木槿見主子臉色不好,便替她換了一杯熱茶,小聲道:“主子,您可是身子不適?”

曲輕裾捧着茶杯淡淡道:“無礙,只是瞧不得這樣的男人有如此賢良美德的女人。”

她這句話說得小聲,卻被晉安公主聽見了,晉安公主點了點頭,冷笑道:“可不是,這樣的男人竟還配過兒孫滿堂的日子,沒得讓人噁心,讓唱戲的人退下,本宮不愛這樣的戲。”

幾個戲子忙不迭的退了下去,不明白怎麼就惹得公主殿下發怒了。

“前些日子我聽了一場《攀折記》,倒還有些意思,不如姐姐聽一聽?”曲輕裾淺笑道,“這天下男女,總該講究一個善惡總有報,哪能便宜都讓人佔盡呢?”

晉安公主覺得自己看端王妃越發順眼了,她點下《攀折記》後,對曲輕裾道:“弟妹這話說得好,我也是這個理。”

這位晉安公主果然是個有些性情的,曲輕裾笑笑的端起茶杯,“公主殿下高見。”

秦白露冷眼看着曲輕裾與晉安公主說話,扭頭冷冷的看向坐在角落的曲約素,曲家的女人果然全是些長袖善舞的狐狸精,姐姐一副狐媚樣,妹妹做的就是狐狸精幹的事,就沒一個好東西。

《攀折記》大概就是一個落地秀才愛上一個千金小姐,便用盡各種主意奪得了小姐好感,但是秀纔有個青梅竹馬的未婚妻,秀纔想坐擁齊人之福,便隱瞞了此事,最後他做的事被小姐與青梅竹馬知道後,被兩人雙雙厭棄,最終窮困潦倒一生。

想攀的是小姐,想折的是一起長大的小青梅,最後攀折皆沒有成功,這算是對落魄書生貪心的諷刺。這出戲原本並不受人推崇,畢竟對於男人來說,誰願看這種戲呢?而養在深閨中的女人,自然不知道有這樣的戲。

所以這出戲一上演,不少人便看得津津有味,待戲完了後,一羣人便討論起來,這個說書生有多不要臉,那個說小姐與青梅做得好。
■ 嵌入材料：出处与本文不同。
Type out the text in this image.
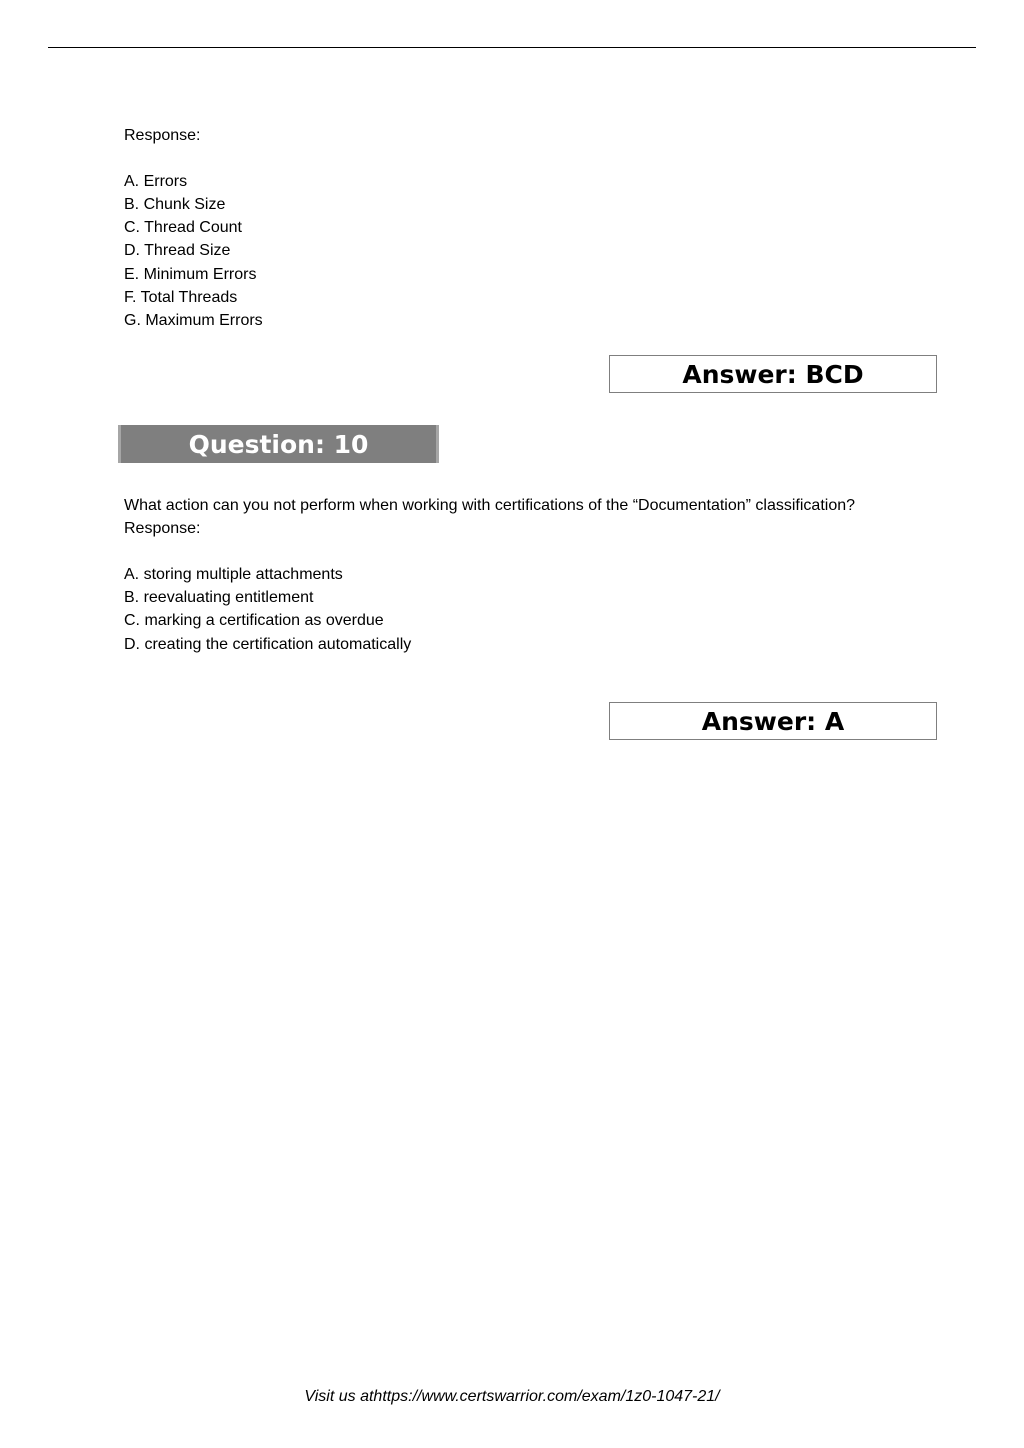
Response:
A. Errors
B. Chunk Size
C. Thread Count
D. Thread Size
E. Minimum Errors
F. Total Threads
G. Maximum Errors
Answer: BCD
Question: 10
What action can you not perform when working with certifications of the “Documentation” classification?
Response:
A. storing multiple attachments
B. reevaluating entitlement
C. marking a certification as overdue
D. creating the certification automatically
Answer: A
Visit us athttps://www.certswarrior.com/exam/1z0-1047-21/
“要說這書生也實在可惡,可是這千金小姐之前也不應該偷偷與書生見面,差點毀了名節,”秦白露似笑非笑道,“這世間還是講究父母之命媒妁之言,好好一個姑娘,偏偏與成年男子攪和,可也不是什麼好事。”

這話說得暗有所指,在場也有不少人聽聞上元節的事,所以一時間也不好接話,畢竟這是瑞王府的事情,瑞王此人性格向來高傲,還是不要招惹爲妙。

梁氏聽完秦白露這席話,面色變了變,倒是她身邊的曲約素神色不變,臉上至始至終帶着笑,彷彿秦白露指桑罵槐的對象不是自己般。

衛青娥與曲輕裾皆含笑不語,彷彿沒有聽見秦白露的話似的,兩人相視一眼,抬了抬手裏的茶杯,同時俯首喝了一口。

“幸而這千金小姐沒有釀成大錯,能迷途知返而不是一意孤行,倒也是一件好事,”晉安公主的話打破僵局,她面上露出一絲凌厲的笑,“這樣的男人,就是容不得慣不得,不然就忘了自個兒是誰。”

這話一出,衆人心裏五味陳雜,世上哪個男人不偷腥,哪個男人不愛俏?

曲輕裾看向晉安公主,在她的臉上,似乎看到了某種堅定。